Но раньше чем музыканты разобрали, чего от них хотят, Янкель потихоньку выбрался в сени и шмыгнул во двор — пошел к Кубе отбирать ружье. В избе и не заметили его ухода. Амброжий продолжал складно врать, а Вахникова — вторить ему, и так время прошло до самого ужина. Уже и музыка смолкла, передвинули столы и хозяйки грохотали посудой, а они все еще болтали.

Напрасно Борына приглашал их за стол, никто его не слушал. Потом и Ягуся стала настойчиво звать, но войт втащил ее в круг, усадил подле себя и не отпускал.

Наконец, Ясек Недотепа закричал во все горло:

— За стол, люди, — все остынет!

— Тише, дурень, дадут и тебе миску вылизать.

— Амброжий тут вам врет бессовестно и думает, что ему кто-нибудь поверит!

— Ясек, если тебе дадут в морду, бери — твое! А меня не тронь, не сладишь.

— Давай померяемся! — крикнул глупый парень, поняв слова Амброжия буквально.

— Вол тоже одолеть может человека — пожалуй, еще лучше, чем ты.

Мать Ясека заступилась за сына:

— Амброжий за ксендзом убирает, так думает, что от него ума набрался.

— Дура!
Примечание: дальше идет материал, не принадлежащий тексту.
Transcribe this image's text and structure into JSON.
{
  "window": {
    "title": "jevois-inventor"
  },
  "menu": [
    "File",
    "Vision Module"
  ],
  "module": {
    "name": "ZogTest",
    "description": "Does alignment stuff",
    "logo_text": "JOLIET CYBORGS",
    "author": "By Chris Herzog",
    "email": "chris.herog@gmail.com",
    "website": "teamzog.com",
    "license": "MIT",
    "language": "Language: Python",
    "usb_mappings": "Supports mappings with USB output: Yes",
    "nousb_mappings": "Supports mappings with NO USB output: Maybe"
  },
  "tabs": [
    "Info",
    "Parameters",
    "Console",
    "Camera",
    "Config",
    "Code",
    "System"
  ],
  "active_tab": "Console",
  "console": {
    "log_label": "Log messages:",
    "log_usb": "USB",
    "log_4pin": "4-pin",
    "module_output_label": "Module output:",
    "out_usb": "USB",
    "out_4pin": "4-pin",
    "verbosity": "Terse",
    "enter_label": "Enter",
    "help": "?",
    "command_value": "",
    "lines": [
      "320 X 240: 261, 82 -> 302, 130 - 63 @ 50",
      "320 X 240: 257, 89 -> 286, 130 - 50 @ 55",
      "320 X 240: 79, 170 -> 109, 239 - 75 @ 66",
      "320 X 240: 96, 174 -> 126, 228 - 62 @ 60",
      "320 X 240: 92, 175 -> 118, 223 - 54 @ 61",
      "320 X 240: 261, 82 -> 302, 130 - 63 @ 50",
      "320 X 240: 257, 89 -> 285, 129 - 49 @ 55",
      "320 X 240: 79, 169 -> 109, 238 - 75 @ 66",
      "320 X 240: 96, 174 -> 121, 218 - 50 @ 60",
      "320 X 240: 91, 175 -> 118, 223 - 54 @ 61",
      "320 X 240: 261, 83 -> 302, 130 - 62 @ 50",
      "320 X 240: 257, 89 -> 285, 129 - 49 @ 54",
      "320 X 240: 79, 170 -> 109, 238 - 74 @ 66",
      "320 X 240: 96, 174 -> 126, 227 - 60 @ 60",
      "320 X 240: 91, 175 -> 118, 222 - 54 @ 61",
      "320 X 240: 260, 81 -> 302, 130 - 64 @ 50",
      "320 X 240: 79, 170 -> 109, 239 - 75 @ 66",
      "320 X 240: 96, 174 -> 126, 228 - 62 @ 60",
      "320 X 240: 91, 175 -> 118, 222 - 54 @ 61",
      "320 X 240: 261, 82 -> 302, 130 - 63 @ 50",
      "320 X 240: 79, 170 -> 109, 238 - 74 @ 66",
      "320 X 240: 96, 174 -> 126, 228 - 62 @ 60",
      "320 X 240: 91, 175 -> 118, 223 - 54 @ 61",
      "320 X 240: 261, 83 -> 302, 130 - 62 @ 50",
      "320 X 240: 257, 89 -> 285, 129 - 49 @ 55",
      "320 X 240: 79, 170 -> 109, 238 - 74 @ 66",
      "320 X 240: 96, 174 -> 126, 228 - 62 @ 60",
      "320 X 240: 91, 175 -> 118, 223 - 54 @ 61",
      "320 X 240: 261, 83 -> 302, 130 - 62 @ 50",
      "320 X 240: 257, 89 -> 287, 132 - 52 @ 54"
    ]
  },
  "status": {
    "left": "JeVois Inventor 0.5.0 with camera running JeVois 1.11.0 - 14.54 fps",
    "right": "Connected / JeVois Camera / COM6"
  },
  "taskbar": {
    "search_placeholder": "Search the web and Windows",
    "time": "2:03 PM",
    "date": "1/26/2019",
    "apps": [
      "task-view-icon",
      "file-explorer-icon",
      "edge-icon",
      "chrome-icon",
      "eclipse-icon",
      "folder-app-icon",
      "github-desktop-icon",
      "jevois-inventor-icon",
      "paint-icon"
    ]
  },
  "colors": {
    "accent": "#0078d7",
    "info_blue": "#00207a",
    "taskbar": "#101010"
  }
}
Впусти телку в костел, она и хвост задерет! — буркнул обиженный Амброжий и первый двинулся к столу, а за ним и другие стали поспешно занимать места, так как стряпухи уже вносили дымящиеся миски и по комнате распространился аппетитный запах.

Расселись по старшинству: Доминикова с сыновьями посредине, а дружки жениха и невесты сели все вместе. Борына и Ягуся не садились, они за всем надзирали к прислуживали гостям.

Наступила тишина, только за окнами дрались и шумели ребятишки, а Лапа с лаем бегал вокруг дома и скребся в дверь. Гости тихо, чинно занялись едой и усердно опустошали полные доверху миски, — только ложки стучали да звенели рюмки.

А Ягуся не переставала потчевать всех, каждому подкладывала на тарелку то мяса, то чего-нибудь другого и просила есть досыта. И так это мило у нее выходило, так умела она каждому сказать кстати ласковое слово, так всех радовала своей красотой, что не один парень провожал ее тоскующим взглядом, а мать расцветала от гордости и то и дело откладывала ложку, чтобы полюбоваться дочерью.

Видел это и Борына. Когда Ягна шла к стряпухам, он бросался за ней и, догнав в сенях, крепко обнимал и целовал взасос.